Dorsey's latest investment will help kickstart programs in six more cities: Columbia, South Carolina; Los Angeles, California; Madison, Wisconsin; Pittsburgh, Pennsylvania; Providence, Rhode Island; and Tacoma, Washington. It will also help advance existing pilots in Richmond, Saint Paul, and New Orleans. New Orleans recently began distributing $50 weekly stipends to 10 local students and plans to expand that pilot to adults.
"He saw the success of just the announcement and how many people signed up and he said, 'Well, how did we get pilots going?'" Tubbs said of Dorsey. "This is a huge, huge momentum shift. For some mayors, it's literally the delta between what they needed to start."
Replicating Stockton's success
In its upcoming basic-income pilot, Pittsburgh plans to distribute $500 per month to 200 residents for 24 months. In a Tuesday press call, Mayor Bill Peduto said the recipients will be 100 lower-income families and 100 lower-income families led by Black women. The pilot will investigate how the money reduces racial, gender, and economic disparities.
Columbia's program, meanwhile, is expected to distribute $500 per month to 100 Black fathers for 24 months. The payments will be loaded onto a debit card. Mayor Stephen Benjamin said the pilot could launch early next year.
For the most part, the new trials intend to mirror what Tubbs did in Stockton. Data from last year showed that Stockton's basic-income recipients primarily used the money to buy groceries and pay their bills. Many said it improved their quality of life.
"I don't think I'd be here today if it wasn't for the SEED program," Laura Kidd-Plummer, a participant in Stockton's basic-income pilot, said on the call. She was displaced by a fire in October 2019 and didn't have a permanent residence until May.
But Tubbs lost his reelection bid in November, and the program expires in January.
"As someone who has always been kind of out there and first and taking risks, those things cost political capital," Tubbs said. "So much of the game of politics is self-preservation, so to have these mayors take this risk and say, 'You know what, even if I get backlash, even if people don't like it, even if I can't help everyone, even if I could possibly lose reelection, this idea is worth fighting for, and my constituents are worth fighting for,' it makes me incredibly inspired."
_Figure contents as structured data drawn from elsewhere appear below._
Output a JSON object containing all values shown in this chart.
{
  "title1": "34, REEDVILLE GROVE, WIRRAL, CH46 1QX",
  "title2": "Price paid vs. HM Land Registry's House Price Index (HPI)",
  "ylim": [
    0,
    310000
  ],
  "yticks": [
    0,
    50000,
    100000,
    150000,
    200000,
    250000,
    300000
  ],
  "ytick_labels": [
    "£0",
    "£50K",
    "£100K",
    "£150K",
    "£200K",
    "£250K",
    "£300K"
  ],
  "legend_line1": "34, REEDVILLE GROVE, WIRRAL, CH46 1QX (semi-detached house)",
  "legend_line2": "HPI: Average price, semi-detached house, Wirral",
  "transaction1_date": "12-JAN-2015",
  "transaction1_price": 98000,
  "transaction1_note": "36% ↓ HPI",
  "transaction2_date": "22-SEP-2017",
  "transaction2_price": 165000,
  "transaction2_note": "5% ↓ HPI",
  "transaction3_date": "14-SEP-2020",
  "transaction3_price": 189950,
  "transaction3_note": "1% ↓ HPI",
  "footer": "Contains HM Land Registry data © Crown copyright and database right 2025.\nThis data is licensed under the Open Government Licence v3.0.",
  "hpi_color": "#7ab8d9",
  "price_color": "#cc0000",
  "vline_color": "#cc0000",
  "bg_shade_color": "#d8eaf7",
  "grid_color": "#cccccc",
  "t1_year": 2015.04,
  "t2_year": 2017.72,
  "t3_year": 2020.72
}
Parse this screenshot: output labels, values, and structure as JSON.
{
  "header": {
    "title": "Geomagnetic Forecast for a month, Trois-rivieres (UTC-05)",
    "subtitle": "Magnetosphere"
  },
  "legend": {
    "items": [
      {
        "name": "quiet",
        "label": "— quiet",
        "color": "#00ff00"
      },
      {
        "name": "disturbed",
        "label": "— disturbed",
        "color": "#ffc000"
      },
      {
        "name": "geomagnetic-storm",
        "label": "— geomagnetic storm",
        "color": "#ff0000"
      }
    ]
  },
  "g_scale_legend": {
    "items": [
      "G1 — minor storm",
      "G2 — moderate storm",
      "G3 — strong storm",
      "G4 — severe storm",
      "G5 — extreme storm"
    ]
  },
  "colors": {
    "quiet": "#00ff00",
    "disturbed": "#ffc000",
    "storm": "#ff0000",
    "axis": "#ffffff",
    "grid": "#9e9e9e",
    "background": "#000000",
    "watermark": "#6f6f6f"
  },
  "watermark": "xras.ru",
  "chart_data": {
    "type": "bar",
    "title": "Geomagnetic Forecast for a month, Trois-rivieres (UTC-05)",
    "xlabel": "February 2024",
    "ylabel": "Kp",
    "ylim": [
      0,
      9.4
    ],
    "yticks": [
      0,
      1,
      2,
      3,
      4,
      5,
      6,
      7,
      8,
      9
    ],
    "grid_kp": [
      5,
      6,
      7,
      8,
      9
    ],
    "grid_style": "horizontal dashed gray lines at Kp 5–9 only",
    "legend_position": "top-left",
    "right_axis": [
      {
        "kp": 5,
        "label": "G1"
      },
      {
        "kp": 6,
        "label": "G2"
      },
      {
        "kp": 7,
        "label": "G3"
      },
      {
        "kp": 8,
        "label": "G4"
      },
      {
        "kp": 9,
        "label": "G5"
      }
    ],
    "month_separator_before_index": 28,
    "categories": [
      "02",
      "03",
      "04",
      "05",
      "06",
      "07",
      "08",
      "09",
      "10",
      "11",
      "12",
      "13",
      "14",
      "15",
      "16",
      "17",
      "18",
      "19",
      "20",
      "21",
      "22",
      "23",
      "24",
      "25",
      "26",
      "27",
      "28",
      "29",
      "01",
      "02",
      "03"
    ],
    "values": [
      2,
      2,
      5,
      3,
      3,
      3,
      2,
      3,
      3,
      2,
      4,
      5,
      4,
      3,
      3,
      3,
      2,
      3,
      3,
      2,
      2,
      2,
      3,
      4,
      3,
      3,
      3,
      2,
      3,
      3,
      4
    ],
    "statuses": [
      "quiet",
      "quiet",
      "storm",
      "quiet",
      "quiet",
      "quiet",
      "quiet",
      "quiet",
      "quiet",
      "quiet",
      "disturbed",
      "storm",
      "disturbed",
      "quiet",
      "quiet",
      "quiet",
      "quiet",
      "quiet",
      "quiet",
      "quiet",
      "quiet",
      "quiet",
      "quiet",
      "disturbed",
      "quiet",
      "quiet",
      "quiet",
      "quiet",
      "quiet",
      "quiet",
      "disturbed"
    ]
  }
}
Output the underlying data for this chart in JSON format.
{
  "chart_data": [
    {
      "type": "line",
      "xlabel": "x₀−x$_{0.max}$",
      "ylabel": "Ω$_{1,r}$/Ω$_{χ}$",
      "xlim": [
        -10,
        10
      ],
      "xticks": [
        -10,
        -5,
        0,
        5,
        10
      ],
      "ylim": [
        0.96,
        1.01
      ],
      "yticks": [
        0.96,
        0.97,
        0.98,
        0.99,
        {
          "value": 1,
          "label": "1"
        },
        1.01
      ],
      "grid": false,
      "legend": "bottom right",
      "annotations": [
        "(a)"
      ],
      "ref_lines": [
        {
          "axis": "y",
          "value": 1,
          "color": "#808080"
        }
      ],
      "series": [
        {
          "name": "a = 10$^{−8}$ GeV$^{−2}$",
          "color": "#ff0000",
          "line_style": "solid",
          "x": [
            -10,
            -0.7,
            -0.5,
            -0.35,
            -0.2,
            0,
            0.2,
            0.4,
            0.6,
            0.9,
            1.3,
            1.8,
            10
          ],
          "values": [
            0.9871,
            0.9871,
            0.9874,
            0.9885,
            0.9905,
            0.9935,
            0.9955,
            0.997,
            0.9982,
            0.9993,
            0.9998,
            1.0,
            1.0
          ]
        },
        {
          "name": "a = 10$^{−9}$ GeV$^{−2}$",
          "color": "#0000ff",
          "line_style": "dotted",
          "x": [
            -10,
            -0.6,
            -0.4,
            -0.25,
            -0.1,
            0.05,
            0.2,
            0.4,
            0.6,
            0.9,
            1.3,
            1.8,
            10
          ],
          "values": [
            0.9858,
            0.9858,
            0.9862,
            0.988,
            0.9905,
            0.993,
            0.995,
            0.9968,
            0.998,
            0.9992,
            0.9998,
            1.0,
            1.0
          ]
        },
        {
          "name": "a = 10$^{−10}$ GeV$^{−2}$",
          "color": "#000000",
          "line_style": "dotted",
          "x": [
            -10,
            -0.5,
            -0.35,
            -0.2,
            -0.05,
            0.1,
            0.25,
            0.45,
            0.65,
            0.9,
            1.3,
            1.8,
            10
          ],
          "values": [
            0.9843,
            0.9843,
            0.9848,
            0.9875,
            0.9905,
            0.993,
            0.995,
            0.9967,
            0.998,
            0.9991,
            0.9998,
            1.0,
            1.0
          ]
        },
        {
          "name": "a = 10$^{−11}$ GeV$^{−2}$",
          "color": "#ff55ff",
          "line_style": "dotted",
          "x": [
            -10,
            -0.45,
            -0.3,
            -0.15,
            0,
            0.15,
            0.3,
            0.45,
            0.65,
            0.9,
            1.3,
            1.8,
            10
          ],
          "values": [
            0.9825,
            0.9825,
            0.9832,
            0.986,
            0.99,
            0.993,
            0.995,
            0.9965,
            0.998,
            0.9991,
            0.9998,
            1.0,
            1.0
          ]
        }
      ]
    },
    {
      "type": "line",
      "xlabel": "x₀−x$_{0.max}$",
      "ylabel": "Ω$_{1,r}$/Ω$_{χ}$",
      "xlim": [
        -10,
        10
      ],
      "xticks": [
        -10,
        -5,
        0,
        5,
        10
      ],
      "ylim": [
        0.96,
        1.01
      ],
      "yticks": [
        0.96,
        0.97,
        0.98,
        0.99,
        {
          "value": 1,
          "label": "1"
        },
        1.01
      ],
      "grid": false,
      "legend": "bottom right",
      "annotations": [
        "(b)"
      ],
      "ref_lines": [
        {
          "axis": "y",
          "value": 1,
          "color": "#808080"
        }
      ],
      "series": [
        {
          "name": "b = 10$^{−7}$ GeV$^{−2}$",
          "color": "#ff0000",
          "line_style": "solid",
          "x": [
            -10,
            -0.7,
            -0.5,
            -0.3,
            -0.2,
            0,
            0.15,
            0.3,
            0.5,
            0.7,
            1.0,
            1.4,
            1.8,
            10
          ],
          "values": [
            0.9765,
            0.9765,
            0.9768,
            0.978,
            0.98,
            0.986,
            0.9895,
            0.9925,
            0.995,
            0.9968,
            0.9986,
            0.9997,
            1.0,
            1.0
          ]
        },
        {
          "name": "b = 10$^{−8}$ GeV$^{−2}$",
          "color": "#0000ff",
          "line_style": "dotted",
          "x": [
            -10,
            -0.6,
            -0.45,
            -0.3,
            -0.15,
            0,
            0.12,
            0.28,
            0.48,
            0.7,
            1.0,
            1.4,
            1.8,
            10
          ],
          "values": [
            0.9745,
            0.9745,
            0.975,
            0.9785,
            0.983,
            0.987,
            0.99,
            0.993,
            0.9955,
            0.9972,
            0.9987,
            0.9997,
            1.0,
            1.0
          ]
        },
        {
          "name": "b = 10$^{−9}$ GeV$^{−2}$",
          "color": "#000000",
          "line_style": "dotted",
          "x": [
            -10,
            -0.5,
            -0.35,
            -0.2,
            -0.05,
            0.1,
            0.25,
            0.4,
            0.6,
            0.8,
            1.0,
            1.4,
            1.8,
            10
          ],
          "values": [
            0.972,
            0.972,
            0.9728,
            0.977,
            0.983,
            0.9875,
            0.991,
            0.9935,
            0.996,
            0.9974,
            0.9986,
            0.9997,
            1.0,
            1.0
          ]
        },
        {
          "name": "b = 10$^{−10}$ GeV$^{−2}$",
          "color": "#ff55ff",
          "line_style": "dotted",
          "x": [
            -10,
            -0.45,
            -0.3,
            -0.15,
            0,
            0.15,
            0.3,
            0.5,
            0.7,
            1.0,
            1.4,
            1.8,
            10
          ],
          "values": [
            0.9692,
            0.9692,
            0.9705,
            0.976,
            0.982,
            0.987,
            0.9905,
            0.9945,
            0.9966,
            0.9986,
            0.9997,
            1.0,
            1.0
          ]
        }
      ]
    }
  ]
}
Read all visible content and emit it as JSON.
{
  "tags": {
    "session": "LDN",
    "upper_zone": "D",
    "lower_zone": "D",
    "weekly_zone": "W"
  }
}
Pushing for a national basic-income policy
Tubbs' long-term goal is to make basic income a national policy.
"Our social safety net needs to upgrade from 1935," he said. "The 21st century New Deal has to be an income floor. COVID-19 has just made that very clear when you look at the impacts on loss of wages, on folks who are unemployed."
Critics of basic income, however, argue that cash stipends reduce the incentive for people to find jobs and may encourage frivolous purchases. Some consider the idea of monthly stipends too radical, though the origin of basic income dates back to the 16th century.
Tubbs said unemployment insurance and social security were also seen as radical during the New Deal era, but were necessitated by economic crisis. He thinks the same could happen as a result of the current pandemic, though it will depend on politicians' willingness to reach across the aisle.
No Republican mayor has joined Mayors for a Guaranteed Income yet - and interest in the policy skews heavily Democratic. Former presidential candidate Andrew Yang, a democrat, made basic income a prominent part of his campaign platform, pledging to give $1,000 a month to every adult US citizen over 18.
Tubbs, however, thinks it's possible to enact national policies that would give the vast majority of Americans an income floor - money that's guaranteed, no matter how the economy performs.
"If we can't act in this moment, then I have to question our ability to act, because literally the bottom is out," Tubbs said. "This is ground zero."